Wednesday, April 22, 2009

Highest Summit in Connecticut





Liam has been asking me to take him mountain climbing and so i obliged. errrr...i took him up Bear Mountain in Salisbury, CT. For those who know, it is not the highest point in CT, just the highest summit in the state. (for a complete summary of the issue visit CT Museum Quest.)

this 6.7 mile hike is one that i have taken innumerable times since being a boy scout. It rates as being a strenuous to moderately strenuous hike, but i figured that Liam could do it pretty easily.
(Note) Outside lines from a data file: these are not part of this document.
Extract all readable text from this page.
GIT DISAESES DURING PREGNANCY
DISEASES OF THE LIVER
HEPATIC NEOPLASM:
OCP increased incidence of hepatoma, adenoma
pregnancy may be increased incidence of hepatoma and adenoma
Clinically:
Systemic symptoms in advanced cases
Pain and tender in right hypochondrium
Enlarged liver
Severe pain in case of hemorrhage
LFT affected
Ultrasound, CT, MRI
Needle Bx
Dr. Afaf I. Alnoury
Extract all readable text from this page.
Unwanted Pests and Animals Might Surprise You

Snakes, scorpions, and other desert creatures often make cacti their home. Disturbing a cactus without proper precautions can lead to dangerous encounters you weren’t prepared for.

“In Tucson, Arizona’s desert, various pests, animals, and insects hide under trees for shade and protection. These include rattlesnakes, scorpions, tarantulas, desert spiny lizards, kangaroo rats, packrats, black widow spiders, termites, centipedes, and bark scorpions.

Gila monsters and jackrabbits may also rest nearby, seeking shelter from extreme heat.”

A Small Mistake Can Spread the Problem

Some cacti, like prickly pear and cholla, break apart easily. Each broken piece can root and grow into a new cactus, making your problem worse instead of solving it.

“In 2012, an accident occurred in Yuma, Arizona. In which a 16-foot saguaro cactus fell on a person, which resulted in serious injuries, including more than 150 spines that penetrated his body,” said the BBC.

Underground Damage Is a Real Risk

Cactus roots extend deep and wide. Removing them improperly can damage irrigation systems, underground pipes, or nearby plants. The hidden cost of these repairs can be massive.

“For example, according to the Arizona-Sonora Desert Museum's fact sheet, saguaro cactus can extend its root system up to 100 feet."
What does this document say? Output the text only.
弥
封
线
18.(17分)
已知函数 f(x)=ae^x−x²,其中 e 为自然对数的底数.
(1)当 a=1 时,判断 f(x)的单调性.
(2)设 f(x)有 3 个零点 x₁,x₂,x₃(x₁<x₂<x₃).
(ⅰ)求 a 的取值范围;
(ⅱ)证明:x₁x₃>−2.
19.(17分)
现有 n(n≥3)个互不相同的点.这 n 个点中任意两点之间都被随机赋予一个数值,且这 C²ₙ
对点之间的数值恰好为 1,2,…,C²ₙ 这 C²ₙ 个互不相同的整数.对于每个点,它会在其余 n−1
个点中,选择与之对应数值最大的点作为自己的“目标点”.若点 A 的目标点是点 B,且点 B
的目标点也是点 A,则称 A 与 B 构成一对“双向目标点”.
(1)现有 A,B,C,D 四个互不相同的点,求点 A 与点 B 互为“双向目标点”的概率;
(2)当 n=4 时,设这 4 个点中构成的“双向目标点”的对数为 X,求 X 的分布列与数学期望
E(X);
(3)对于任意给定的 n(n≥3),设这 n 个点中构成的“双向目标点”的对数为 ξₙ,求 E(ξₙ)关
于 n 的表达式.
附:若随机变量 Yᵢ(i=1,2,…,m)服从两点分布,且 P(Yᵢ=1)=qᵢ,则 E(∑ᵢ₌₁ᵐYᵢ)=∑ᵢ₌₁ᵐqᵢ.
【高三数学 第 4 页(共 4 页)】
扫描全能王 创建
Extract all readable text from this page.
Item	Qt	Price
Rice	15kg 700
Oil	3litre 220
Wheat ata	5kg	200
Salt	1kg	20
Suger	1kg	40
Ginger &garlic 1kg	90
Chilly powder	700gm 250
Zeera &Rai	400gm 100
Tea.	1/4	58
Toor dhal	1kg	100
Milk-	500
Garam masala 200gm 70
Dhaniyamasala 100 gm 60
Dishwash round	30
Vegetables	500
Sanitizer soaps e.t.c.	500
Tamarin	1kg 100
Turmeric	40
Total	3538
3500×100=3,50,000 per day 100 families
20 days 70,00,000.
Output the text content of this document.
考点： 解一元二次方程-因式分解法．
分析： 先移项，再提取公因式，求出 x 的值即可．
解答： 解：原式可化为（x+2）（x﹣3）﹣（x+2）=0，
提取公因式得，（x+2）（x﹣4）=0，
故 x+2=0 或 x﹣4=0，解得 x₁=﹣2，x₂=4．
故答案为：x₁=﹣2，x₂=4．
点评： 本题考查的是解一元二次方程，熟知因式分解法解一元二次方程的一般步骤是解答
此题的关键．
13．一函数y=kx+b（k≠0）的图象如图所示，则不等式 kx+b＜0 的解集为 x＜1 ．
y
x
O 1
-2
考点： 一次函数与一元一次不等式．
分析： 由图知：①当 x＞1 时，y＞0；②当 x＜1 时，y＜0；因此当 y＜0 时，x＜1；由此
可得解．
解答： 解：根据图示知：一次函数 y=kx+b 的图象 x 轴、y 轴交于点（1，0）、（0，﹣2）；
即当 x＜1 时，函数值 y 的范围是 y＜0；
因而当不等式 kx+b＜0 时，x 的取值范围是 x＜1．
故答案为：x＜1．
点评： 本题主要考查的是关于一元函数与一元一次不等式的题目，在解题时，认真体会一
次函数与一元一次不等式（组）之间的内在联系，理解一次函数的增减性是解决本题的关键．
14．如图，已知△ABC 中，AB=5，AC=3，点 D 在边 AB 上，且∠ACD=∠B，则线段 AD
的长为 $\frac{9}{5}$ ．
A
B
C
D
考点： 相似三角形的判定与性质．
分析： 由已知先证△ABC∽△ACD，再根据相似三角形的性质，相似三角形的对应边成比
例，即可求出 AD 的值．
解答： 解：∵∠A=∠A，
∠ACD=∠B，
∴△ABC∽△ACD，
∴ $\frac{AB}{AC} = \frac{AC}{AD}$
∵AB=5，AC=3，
He ran a 5K over the summer so this would be walking twice as far, but in a greater period of time.

on the morning of the walk, we got up, had breakfast and packed snacks for the hike. mom even made peanut butter and jelly sandwiches. (Liam later commented while eating his sandwich: "is there anything that peanut butter doesn't make better?" truer words were never spoken and it reminded me of an old nike ad.)

we started walking and were making descent time, but taking more breaks than i might have taken had i been by myself. at one point there was an opportunity to turn the walk into a loop or a straight up and down walk. i gave Liam the choice telling him that the loop was longer, thinking that he'd opt for the shorter trip, but i was mistaken. we took the loop (the Paradise trail for those "in the loop"). it is a great walk, with a steep final approach to the summit. Liam called it real rock climbing and he wasn't too far off.

at the summit we ate our sandwiches and drank some water. we sat on the monumet and took pictures. then hiked down. I should say here that I had an Anatomy and Physiology lab that night and was running late. the trail was about 2 hours away from school and i was getting pretty stinky from hiking. that said, i wanted to get off the mountain as soon as possible. we hiked and liam got tired. the last hour of the hike was hard on him he lacked the real profanity, but his attitude was "F-you and F this F-ing hike." I wanted to tell him that his mom has said that to me many times on hikes, but i didn't want to fuel his fire.

in the end, we got back to the car and i showed him how taking off his boots and socks feels so much better and i raced him home to put on deodorant and a clean t-shirt and race to lab. i got to lab an hour late and people were actually almost done when i arrived.

a walk that takes me 3 hours by myself took us 6, but it was a great 6 hours and i hope that Liam remembers it that way too.